NOTE: Aug 2015: This feature isn't yet available in a release. It's likely to appear in version 1.2 but we're not guaranteeing it. The API is preliminary and subject to change. The implementation is not yet merged to the master branch; it's on a branch named
feature/lazy_attachments
.
To skip downloading attachments, set the CBLReplication
property downloadAttachments
to NO
before starting the replication. This will cause this replicator to skip the content of all attachments.
CBLReplication* pull = [db createPullReplication: kRemoteURL];
pull.downloadAttachments = NO;
[pull start];
The metadata of the attachments is still available via CBLAttachment
objects (or the _attachments
property), as usual.
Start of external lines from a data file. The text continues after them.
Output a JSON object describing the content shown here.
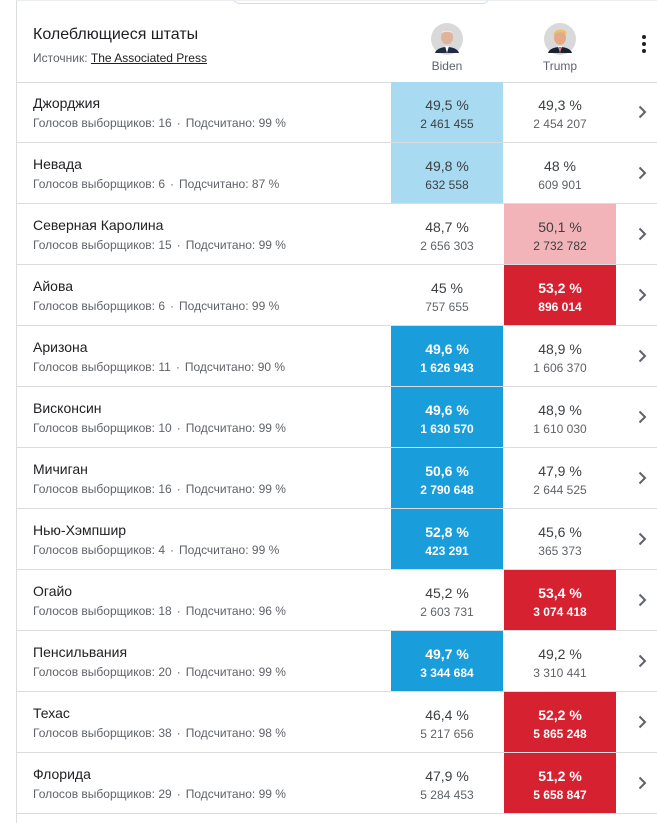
{
  "header": {
    "title": "Колеблющиеся штаты",
    "source_label": "Источник:",
    "source_link": "The Associated Press"
  },
  "candidates": [
    {
      "name": "Biden",
      "avatar_icon": "biden-portrait-icon"
    },
    {
      "name": "Trump",
      "avatar_icon": "trump-portrait-icon"
    }
  ],
  "colors": {
    "dem_light": "#a8daf1",
    "dem_strong": "#1a9edb",
    "rep_light": "#f2b4b8",
    "rep_strong": "#d52130",
    "divider": "#dadce0"
  },
  "labels": {
    "electors_prefix": "Голосов выборщиков:",
    "counted_prefix": "Подсчитано:"
  },
  "states": [
    {
      "name": "Джорджия",
      "electors": "16",
      "counted": "99 %",
      "biden": {
        "pct": "49,5 %",
        "votes": "2 461 455",
        "highlight": "light-blue"
      },
      "trump": {
        "pct": "49,3 %",
        "votes": "2 454 207",
        "highlight": "none"
      }
    },
    {
      "name": "Невада",
      "electors": "6",
      "counted": "87 %",
      "biden": {
        "pct": "49,8 %",
        "votes": "632 558",
        "highlight": "light-blue"
      },
      "trump": {
        "pct": "48 %",
        "votes": "609 901",
        "highlight": "none"
      }
    },
    {
      "name": "Северная Каролина",
      "electors": "15",
      "counted": "99 %",
      "biden": {
        "pct": "48,7 %",
        "votes": "2 656 303",
        "highlight": "none"
      },
      "trump": {
        "pct": "50,1 %",
        "votes": "2 732 782",
        "highlight": "light-red"
      }
    },
    {
      "name": "Айова",
      "electors": "6",
      "counted": "99 %",
      "biden": {
        "pct": "45 %",
        "votes": "757 655",
        "highlight": "none"
      },
      "trump": {
        "pct": "53,2 %",
        "votes": "896 014",
        "highlight": "strong-red"
      }
    },
    {
      "name": "Аризона",
      "electors": "11",
      "counted": "90 %",
      "biden": {
        "pct": "49,6 %",
        "votes": "1 626 943",
        "highlight": "strong-blue"
      },
      "trump": {
        "pct": "48,9 %",
        "votes": "1 606 370",
        "highlight": "none"
      }
    },
    {
      "name": "Висконсин",
      "electors": "10",
      "counted": "99 %",
      "biden": {
        "pct": "49,6 %",
        "votes": "1 630 570",
        "highlight": "strong-blue"
      },
      "trump": {
        "pct": "48,9 %",
        "votes": "1 610 030",
        "highlight": "none"
      }
    },
    {
      "name": "Мичиган",
      "electors": "16",
      "counted": "99 %",
      "biden": {
        "pct": "50,6 %",
        "votes": "2 790 648",
        "highlight": "strong-blue"
      },
      "trump": {
        "pct": "47,9 %",
        "votes": "2 644 525",
        "highlight": "none"
      }
    },
    {
      "name": "Нью-Хэмпшир",
      "electors": "4",
      "counted": "99 %",
      "biden": {
        "pct": "52,8 %",
        "votes": "423 291",
        "highlight": "strong-blue"
      },
      "trump": {
        "pct": "45,6 %",
        "votes": "365 373",
        "highlight": "none"
      }
    },
    {
      "name": "Огайо",
      "electors": "18",
      "counted": "96 %",
      "biden": {
        "pct": "45,2 %",
        "votes": "2 603 731",
        "highlight": "none"
      },
      "trump": {
        "pct": "53,4 %",
        "votes": "3 074 418",
        "highlight": "strong-red"
      }
    },
    {
      "name": "Пенсильвания",
      "electors": "20",
      "counted": "99 %",
      "biden": {
        "pct": "49,7 %",
        "votes": "3 344 684",
        "highlight": "strong-blue"
      },
      "trump": {
        "pct": "49,2 %",
        "votes": "3 310 441",
        "highlight": "none"
      }
    },
    {
      "name": "Техас",
      "electors": "38",
      "counted": "98 %",
      "biden": {
        "pct": "46,4 %",
        "votes": "5 217 656",
        "highlight": "none"
      },
      "trump": {
        "pct": "52,2 %",
        "votes": "5 865 248",
        "highlight": "strong-red"
      }
    },
    {
      "name": "Флорида",
      "electors": "29",
      "counted": "99 %",
      "biden": {
        "pct": "47,9 %",
        "votes": "5 284 453",
        "highlight": "none"
      },
      "trump": {
        "pct": "51,2 %",
        "votes": "5 658 847",
        "highlight": "strong-red"
      }
    }
  ]
}
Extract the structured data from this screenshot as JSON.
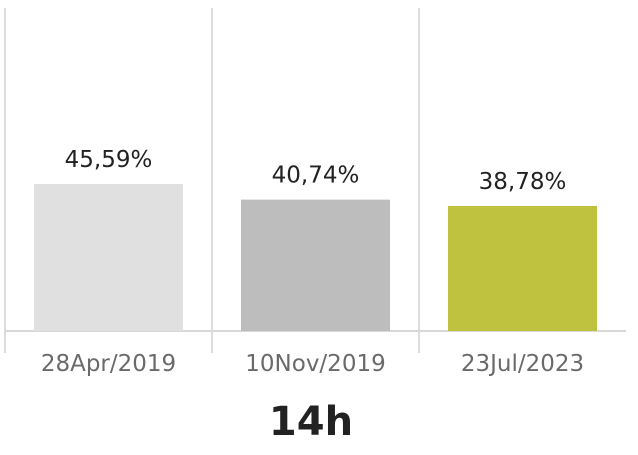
{
  "chart_data": {
    "type": "bar",
    "categories": [
      "28Apr/2019",
      "10Nov/2019",
      "23Jul/2023"
    ],
    "values": [
      45.59,
      40.74,
      38.78
    ],
    "value_labels": [
      "45,59%",
      "40,74%",
      "38,78%"
    ],
    "colors": [
      "#e0e0e0",
      "#bdbdbd",
      "#bec23f"
    ],
    "gridline_color": "#dcdcdc",
    "baseline_color": "#d8d8d8",
    "footer": "14h",
    "grid": true
  }
}
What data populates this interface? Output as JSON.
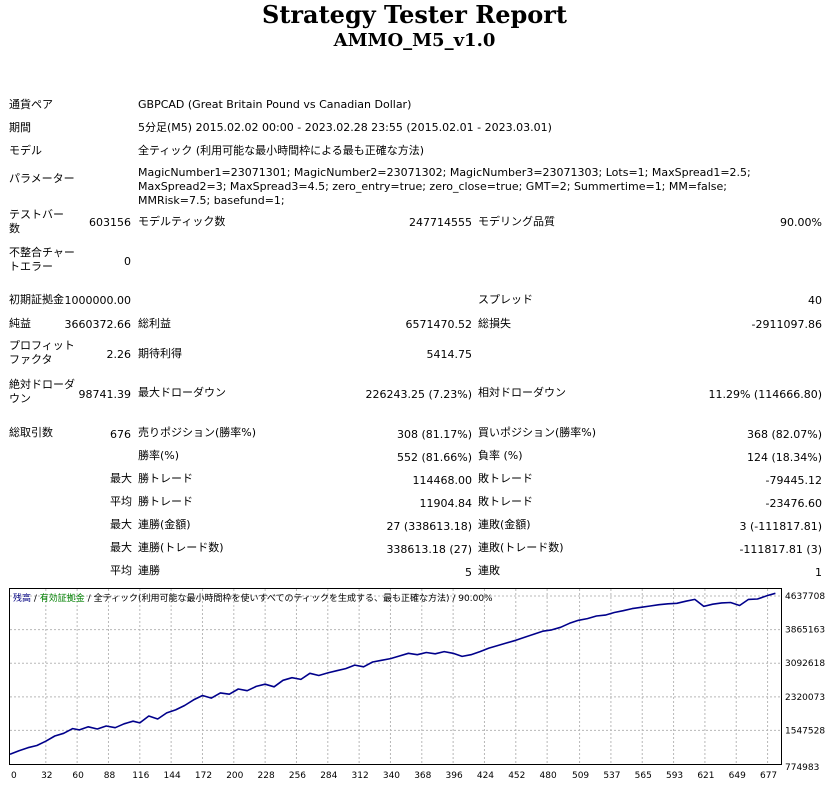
{
  "title": "Strategy Tester Report",
  "subtitle": "AMMO_M5_v1.0",
  "info": {
    "pair_label": "通貨ペア",
    "pair_value": "GBPCAD (Great Britain Pound vs Canadian Dollar)",
    "period_label": "期間",
    "period_value": "5分足(M5) 2015.02.02 00:00 - 2023.02.28 23:55 (2015.02.01 - 2023.03.01)",
    "model_label": "モデル",
    "model_value": "全ティック (利用可能な最小時間枠による最も正確な方法)",
    "params_label": "パラメーター",
    "params_value": "MagicNumber1=23071301; MagicNumber2=23071302; MagicNumber3=23071303; Lots=1; MaxSpread1=2.5; MaxSpread2=3; MaxSpread3=4.5; zero_entry=true; zero_close=true; GMT=2; Summertime=1; MM=false; MMRisk=7.5; basefund=1;"
  },
  "stats": {
    "bars_label": "テストバー数",
    "bars_value": "603156",
    "ticks_label": "モデルティック数",
    "ticks_value": "247714555",
    "quality_label": "モデリング品質",
    "quality_value": "90.00%",
    "mismatch_label": "不整合チャートエラー",
    "mismatch_value": "0",
    "deposit_label": "初期証拠金",
    "deposit_value": "1000000.00",
    "spread_label": "スプレッド",
    "spread_value": "40",
    "net_label": "純益",
    "net_value": "3660372.66",
    "gross_profit_label": "総利益",
    "gross_profit_value": "6571470.52",
    "gross_loss_label": "総損失",
    "gross_loss_value": "-2911097.86",
    "pf_label": "プロフィットファクタ",
    "pf_value": "2.26",
    "expected_label": "期待利得",
    "expected_value": "5414.75",
    "abs_dd_label": "絶対ドローダウン",
    "abs_dd_value": "98741.39",
    "max_dd_label": "最大ドローダウン",
    "max_dd_value": "226243.25 (7.23%)",
    "rel_dd_label": "相対ドローダウン",
    "rel_dd_value": "11.29% (114666.80)",
    "total_trades_label": "総取引数",
    "total_trades_value": "676",
    "short_label": "売りポジション(勝率%)",
    "short_value": "308 (81.17%)",
    "long_label": "買いポジション(勝率%)",
    "long_value": "368 (82.07%)",
    "win_pct_label": "勝率(%)",
    "win_pct_value": "552 (81.66%)",
    "loss_pct_label": "負率 (%)",
    "loss_pct_value": "124 (18.34%)",
    "max_label": "最大",
    "max_win_label": "勝トレード",
    "max_win_value": "114468.00",
    "max_loss_label": "敗トレード",
    "max_loss_value": "-79445.12",
    "avg_label": "平均",
    "avg_win_label": "勝トレード",
    "avg_win_value": "11904.84",
    "avg_loss_label": "敗トレード",
    "avg_loss_value": "-23476.60",
    "max2_label": "最大",
    "cons_wins_money_label": "連勝(金額)",
    "cons_wins_money_value": "27 (338613.18)",
    "cons_losses_money_label": "連敗(金額)",
    "cons_losses_money_value": "3 (-111817.81)",
    "max3_label": "最大",
    "cons_wins_count_label": "連勝(トレード数)",
    "cons_wins_count_value": "338613.18 (27)",
    "cons_losses_count_label": "連敗(トレード数)",
    "cons_losses_count_value": "-111817.81 (3)",
    "avg2_label": "平均",
    "avg_cons_wins_label": "連勝",
    "avg_cons_wins_value": "5",
    "avg_cons_losses_label": "連敗",
    "avg_cons_losses_value": "1"
  },
  "chart_legend": {
    "balance": "残高",
    "sep1": " / ",
    "equity": "有効証拠金",
    "sep2": " / ",
    "model": "全ティック(利用可能な最小時間枠を使いすべてのティックを生成する、最も正確な方法)",
    "sep3": " / ",
    "quality": "90.00%"
  },
  "chart_data": {
    "type": "line",
    "x_ticks": [
      "0",
      "32",
      "60",
      "88",
      "116",
      "144",
      "172",
      "200",
      "228",
      "256",
      "284",
      "312",
      "340",
      "368",
      "396",
      "424",
      "452",
      "480",
      "509",
      "537",
      "565",
      "593",
      "621",
      "649",
      "677"
    ],
    "y_ticks": [
      "774983",
      "1547528",
      "2320073",
      "3092618",
      "3865163",
      "4637708"
    ],
    "x_range": [
      0,
      689
    ],
    "y_range": [
      774983,
      4800000
    ],
    "grid": true,
    "line_color": "#00008b",
    "series": [
      {
        "x": [
          0,
          8,
          16,
          24,
          32,
          40,
          48,
          56,
          62,
          70,
          78,
          86,
          94,
          102,
          110,
          116,
          124,
          132,
          140,
          148,
          156,
          164,
          172,
          180,
          188,
          196,
          204,
          212,
          220,
          228,
          236,
          244,
          252,
          260,
          268,
          276,
          284,
          292,
          300,
          308,
          316,
          324,
          332,
          340,
          348,
          356,
          364,
          372,
          380,
          388,
          396,
          404,
          412,
          420,
          428,
          436,
          444,
          452,
          460,
          468,
          476,
          484,
          492,
          500,
          508,
          516,
          524,
          532,
          540,
          548,
          556,
          564,
          572,
          580,
          588,
          596,
          604,
          612,
          620,
          628,
          636,
          644,
          652,
          660,
          668,
          677,
          684
        ],
        "values": [
          1000000,
          1080000,
          1150000,
          1200000,
          1300000,
          1420000,
          1480000,
          1590000,
          1560000,
          1630000,
          1580000,
          1650000,
          1610000,
          1700000,
          1760000,
          1720000,
          1880000,
          1810000,
          1950000,
          2020000,
          2120000,
          2250000,
          2350000,
          2290000,
          2410000,
          2380000,
          2500000,
          2460000,
          2560000,
          2610000,
          2550000,
          2700000,
          2760000,
          2720000,
          2860000,
          2810000,
          2870000,
          2920000,
          2970000,
          3050000,
          3010000,
          3120000,
          3160000,
          3200000,
          3260000,
          3320000,
          3290000,
          3340000,
          3310000,
          3360000,
          3320000,
          3250000,
          3290000,
          3360000,
          3440000,
          3500000,
          3560000,
          3620000,
          3690000,
          3760000,
          3830000,
          3860000,
          3920000,
          4010000,
          4080000,
          4120000,
          4180000,
          4200000,
          4260000,
          4300000,
          4350000,
          4380000,
          4410000,
          4440000,
          4460000,
          4470000,
          4520000,
          4560000,
          4400000,
          4450000,
          4480000,
          4490000,
          4420000,
          4560000,
          4570000,
          4650000,
          4700000
        ]
      }
    ]
  }
}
But if an attachment hasn't been downloaded, its content
and contentURL
properties, and the openContentStream
method, will all return nil
. To quickly check whether an attachment's content is available without reading or opening it, use the new boolean contentAvailable
property.
CBLAttachment *att = [doc.currentRevision attachmentNamed: @"bigImage"];
UIImage* bigImage = nil;
if (att.contentAvailable) {
bigImage = [UIImage imageWithData: att.content];
}
self.imageView.image = bigImage ? bigImage : kPlaceholderImage;
If you need the content of an attachment, you request it from the pull replication by calling its -downloadAttachment:onProgress:
method. The second parameter is an (optional) callback block that will inform you how much has been downloaded, when the download is complete, or whether it's failed.
[pull downloadAttachment: att
onProgress: ^(uint64_t bytesRead, uint64_t contentLength, NSError* error) {
if (error) {
[self downloadFailed: att];
} else if (bytesRead < contentLength) {
progressView.progress = bytesRead / (float)contentLength;
} else {
[self downloadFinished: att];
}
}];
(Note: The CBLReplication
doesn't have to be the exact same instance that was used to pull the document containing the attachment. Any pull replication with the same remote database URL will work.)
- There's not currently any way to pull some attachments automatically but not others. It's all or nothing.
- Multiple calls to download the same attachment will issue redundant downloads, wasting network bandwidth.
- Attachment downloading isn't as fault-tolerant as regular replication: if there's no network connectivity or the server isn't reachable, the request will immediately fail. If the request fails, it won't be retried automatically.
- If you retry an interrupted download, it starts over from the beginning instead of where it left off.
- There's no way yet to cancel or pause a download.